Но когда отец сказал, что хочет съездить к нему в больницу, я чуть не поперхнулась.
– Зачем это?
Отец неловко помялся.
– Поговорить хочу. Сказать спасибо.
В общем, я упиралась сначала, но потом решила: пусть. Отец выглядел искренним.
– Только при мне. И пообещай, что не скажешь ему ничего плохого, – предупредила я.
В общем, встреча века состоялась. Привела я отца к Димке в палату.
– Дим, тут мой папа. Он хочет тебе что-то сказать.
Отец сначала ужасно растерялся, с минуту топтался у порога, будто к полу прирос. Потом неуверенными шажочками приблизился к Димкиной кровати. Дима, реагируя на звуки, повернул к нему голову, и отец, помешкав, стал протягивать ему дрожащую руку.

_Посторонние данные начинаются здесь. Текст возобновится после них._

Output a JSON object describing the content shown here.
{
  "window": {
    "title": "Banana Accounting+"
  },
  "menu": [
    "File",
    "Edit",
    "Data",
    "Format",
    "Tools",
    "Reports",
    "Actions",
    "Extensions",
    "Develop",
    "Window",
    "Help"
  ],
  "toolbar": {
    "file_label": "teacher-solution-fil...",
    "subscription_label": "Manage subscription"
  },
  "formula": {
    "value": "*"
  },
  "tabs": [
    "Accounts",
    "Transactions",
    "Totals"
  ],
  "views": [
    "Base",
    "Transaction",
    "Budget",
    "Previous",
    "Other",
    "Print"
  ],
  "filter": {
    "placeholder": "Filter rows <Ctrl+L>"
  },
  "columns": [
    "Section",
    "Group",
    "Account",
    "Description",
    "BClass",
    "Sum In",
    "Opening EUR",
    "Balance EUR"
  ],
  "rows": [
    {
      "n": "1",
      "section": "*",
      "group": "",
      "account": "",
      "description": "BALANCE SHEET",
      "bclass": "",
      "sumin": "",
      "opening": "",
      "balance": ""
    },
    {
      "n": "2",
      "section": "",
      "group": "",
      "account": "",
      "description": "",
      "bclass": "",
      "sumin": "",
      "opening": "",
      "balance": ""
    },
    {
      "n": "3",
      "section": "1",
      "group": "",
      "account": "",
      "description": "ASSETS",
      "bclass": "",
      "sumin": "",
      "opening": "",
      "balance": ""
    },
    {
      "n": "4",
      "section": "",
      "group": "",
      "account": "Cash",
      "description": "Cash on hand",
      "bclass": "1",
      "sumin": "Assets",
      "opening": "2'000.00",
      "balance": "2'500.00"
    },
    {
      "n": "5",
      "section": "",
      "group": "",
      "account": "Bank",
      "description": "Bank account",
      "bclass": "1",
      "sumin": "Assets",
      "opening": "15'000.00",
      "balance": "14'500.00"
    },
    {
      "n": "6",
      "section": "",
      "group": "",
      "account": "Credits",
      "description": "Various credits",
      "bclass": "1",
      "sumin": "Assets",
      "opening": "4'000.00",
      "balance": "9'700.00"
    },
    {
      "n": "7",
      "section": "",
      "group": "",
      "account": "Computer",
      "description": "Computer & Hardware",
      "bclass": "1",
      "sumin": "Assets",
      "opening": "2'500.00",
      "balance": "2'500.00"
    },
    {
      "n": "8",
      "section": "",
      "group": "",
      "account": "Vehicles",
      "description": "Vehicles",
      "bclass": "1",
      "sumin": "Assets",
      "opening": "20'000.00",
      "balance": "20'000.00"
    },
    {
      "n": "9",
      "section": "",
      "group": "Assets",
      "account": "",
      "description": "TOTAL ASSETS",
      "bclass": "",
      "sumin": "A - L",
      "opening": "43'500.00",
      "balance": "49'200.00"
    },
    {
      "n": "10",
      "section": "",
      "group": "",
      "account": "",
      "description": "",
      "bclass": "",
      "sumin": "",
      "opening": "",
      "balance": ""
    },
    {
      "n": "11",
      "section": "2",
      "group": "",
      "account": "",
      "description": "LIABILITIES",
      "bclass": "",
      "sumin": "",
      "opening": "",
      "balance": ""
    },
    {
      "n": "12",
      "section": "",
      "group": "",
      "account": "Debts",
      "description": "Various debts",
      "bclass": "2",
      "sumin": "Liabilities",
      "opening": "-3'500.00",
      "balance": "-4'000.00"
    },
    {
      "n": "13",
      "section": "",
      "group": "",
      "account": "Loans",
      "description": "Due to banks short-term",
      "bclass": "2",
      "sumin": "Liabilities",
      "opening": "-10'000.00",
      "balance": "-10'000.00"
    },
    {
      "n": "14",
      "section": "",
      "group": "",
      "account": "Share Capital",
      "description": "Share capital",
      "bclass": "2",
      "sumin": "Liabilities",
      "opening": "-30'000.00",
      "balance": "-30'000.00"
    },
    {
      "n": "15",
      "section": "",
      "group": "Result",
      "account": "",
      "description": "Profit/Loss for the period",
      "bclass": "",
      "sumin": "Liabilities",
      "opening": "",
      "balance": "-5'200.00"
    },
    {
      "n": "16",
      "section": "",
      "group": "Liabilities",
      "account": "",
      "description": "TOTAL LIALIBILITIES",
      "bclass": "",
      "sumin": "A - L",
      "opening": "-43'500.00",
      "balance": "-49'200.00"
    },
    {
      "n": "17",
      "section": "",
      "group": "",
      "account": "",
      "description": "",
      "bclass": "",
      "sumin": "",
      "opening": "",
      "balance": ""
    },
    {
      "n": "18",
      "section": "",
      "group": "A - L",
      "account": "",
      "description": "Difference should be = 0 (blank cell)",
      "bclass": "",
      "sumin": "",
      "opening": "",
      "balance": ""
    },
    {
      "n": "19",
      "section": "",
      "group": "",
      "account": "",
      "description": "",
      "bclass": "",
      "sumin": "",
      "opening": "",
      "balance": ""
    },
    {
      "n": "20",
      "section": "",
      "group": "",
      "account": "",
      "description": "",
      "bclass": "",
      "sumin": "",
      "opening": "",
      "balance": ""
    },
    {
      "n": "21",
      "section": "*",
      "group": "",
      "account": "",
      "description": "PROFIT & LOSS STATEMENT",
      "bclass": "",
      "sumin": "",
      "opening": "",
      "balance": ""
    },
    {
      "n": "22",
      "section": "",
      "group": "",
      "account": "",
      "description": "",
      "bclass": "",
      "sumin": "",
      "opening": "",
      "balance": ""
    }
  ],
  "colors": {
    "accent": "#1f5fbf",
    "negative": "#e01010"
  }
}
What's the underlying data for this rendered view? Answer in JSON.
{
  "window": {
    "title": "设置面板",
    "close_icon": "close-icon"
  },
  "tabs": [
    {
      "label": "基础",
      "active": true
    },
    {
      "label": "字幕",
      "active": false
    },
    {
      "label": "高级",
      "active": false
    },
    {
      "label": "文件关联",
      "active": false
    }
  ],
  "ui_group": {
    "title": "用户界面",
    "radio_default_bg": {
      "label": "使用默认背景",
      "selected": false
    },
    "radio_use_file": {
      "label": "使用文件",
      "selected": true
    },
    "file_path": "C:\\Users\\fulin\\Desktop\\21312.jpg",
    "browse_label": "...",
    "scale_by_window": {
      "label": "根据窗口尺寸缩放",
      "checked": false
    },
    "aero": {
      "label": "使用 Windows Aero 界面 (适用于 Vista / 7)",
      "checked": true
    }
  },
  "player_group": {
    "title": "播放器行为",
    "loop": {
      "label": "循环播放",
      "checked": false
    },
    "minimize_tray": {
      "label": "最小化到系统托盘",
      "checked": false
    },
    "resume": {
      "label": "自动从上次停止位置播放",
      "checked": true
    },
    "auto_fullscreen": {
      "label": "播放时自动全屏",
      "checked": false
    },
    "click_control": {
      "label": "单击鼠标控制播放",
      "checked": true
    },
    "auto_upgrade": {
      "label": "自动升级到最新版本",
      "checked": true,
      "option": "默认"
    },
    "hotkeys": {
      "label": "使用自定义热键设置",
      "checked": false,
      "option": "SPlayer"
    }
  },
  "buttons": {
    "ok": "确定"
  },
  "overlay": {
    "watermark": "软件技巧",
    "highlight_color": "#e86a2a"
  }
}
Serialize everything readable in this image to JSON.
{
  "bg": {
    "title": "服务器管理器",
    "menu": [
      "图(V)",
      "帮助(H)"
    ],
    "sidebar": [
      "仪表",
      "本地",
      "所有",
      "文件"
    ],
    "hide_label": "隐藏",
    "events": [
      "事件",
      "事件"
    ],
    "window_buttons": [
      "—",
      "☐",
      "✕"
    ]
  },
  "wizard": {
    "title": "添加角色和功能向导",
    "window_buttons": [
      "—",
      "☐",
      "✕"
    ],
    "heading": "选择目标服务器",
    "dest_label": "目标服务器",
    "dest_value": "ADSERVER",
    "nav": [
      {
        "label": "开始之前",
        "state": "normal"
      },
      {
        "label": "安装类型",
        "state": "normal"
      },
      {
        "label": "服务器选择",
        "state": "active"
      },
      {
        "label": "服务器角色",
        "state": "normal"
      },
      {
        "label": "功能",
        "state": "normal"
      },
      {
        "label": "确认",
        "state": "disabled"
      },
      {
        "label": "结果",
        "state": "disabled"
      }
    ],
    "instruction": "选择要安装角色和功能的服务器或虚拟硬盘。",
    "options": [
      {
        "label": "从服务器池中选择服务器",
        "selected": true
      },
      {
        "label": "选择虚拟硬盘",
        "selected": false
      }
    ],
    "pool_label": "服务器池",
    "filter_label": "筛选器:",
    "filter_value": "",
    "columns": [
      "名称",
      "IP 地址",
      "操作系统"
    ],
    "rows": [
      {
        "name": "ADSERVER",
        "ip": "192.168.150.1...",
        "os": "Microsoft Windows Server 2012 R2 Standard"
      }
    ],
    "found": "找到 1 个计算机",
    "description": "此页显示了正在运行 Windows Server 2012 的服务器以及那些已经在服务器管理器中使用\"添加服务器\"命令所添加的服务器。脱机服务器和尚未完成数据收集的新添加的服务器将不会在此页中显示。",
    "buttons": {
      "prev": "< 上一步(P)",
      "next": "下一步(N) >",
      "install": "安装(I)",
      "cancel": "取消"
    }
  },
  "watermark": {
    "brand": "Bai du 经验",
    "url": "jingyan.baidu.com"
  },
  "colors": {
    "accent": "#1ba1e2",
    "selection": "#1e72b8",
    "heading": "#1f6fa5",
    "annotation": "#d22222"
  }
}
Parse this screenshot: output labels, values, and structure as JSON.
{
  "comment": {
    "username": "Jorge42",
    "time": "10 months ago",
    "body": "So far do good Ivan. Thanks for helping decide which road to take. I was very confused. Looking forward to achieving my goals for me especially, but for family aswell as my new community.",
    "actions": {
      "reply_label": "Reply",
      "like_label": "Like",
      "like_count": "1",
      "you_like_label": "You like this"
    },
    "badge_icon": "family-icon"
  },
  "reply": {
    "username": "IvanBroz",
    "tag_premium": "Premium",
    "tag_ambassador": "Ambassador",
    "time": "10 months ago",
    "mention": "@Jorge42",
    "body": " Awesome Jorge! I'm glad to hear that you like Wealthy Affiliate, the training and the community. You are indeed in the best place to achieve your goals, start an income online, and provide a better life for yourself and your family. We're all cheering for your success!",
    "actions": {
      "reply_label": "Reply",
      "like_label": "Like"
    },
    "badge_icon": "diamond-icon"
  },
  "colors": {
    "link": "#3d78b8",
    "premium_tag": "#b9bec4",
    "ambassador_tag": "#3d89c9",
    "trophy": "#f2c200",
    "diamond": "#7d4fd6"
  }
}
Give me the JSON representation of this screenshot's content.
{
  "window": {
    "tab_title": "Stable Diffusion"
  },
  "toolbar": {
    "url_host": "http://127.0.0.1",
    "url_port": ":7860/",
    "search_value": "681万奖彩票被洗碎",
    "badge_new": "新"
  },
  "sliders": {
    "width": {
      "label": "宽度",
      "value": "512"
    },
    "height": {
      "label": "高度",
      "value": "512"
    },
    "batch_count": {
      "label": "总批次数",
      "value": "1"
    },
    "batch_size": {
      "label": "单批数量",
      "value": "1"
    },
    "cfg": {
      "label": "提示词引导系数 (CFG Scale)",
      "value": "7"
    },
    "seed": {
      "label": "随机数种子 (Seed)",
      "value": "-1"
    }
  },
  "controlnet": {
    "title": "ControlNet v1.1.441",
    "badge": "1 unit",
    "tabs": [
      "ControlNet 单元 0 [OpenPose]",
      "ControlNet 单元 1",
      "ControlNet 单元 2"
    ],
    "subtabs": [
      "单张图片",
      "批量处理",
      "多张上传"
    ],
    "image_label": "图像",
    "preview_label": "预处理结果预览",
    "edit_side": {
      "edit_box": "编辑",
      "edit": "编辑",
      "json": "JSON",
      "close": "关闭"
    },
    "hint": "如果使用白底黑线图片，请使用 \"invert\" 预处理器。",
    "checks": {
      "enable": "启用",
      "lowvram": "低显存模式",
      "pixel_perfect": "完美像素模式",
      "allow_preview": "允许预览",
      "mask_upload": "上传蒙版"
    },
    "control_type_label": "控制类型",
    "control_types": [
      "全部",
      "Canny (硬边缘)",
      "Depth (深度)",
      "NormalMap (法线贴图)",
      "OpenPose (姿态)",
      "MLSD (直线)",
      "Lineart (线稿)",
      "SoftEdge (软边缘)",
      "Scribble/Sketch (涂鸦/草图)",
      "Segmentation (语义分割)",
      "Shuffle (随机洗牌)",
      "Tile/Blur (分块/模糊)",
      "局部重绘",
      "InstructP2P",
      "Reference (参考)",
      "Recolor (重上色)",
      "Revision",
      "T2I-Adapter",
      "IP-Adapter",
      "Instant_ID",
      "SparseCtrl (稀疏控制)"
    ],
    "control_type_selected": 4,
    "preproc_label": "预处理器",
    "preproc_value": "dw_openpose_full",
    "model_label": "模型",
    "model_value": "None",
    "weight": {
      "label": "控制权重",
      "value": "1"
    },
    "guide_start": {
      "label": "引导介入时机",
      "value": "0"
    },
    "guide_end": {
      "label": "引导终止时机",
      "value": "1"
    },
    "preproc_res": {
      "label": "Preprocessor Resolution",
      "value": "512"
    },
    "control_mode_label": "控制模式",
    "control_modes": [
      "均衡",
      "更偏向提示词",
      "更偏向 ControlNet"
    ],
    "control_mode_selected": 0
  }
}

– Он тебя не видит. Просто говори, что хотел сказать.
– Здравствуйте… здравствуй, – кивнул отец. Даже я бы сказала, почти поклонился. Таким я отца никогда не видела.
Я, чтобы их не смущать, отошла к окну. Раскрыла створку пошире, впуская в палату запахи лета.
– Здравствуйте, – без всяких эмоций ответил ему Димка.
– Я… – начал отец и замолк.
И пауза как-то слишком затянулась. Я обернулась и вижу – отец сильно трёт рукой глаза и щёки. И губы у него трясутся. И кадык у него на шее вздрагивает. А потом поняла – он плачет! Отец плачет! По-настоящему…
Потом он всё-таки выдавил сипло, с дрожью в голосе:
– Прости меня… и спасибо тебе за дочь. Ты… Прости.
И чуть ли не опрометью выскочил из палаты.
4
В августе на сайте госунивера обновили окончательный список поступивших. И я оказалась в их числе.
Ещё недавно я так этого ждала, так к этому стремилась, и вот, пожалуйста, цель достигнута, а у меня ни восторга, ни даже банального удовлетворения. Умом я понимаю, конечно, что это здорово, но в душе – полнейшее равнодушие.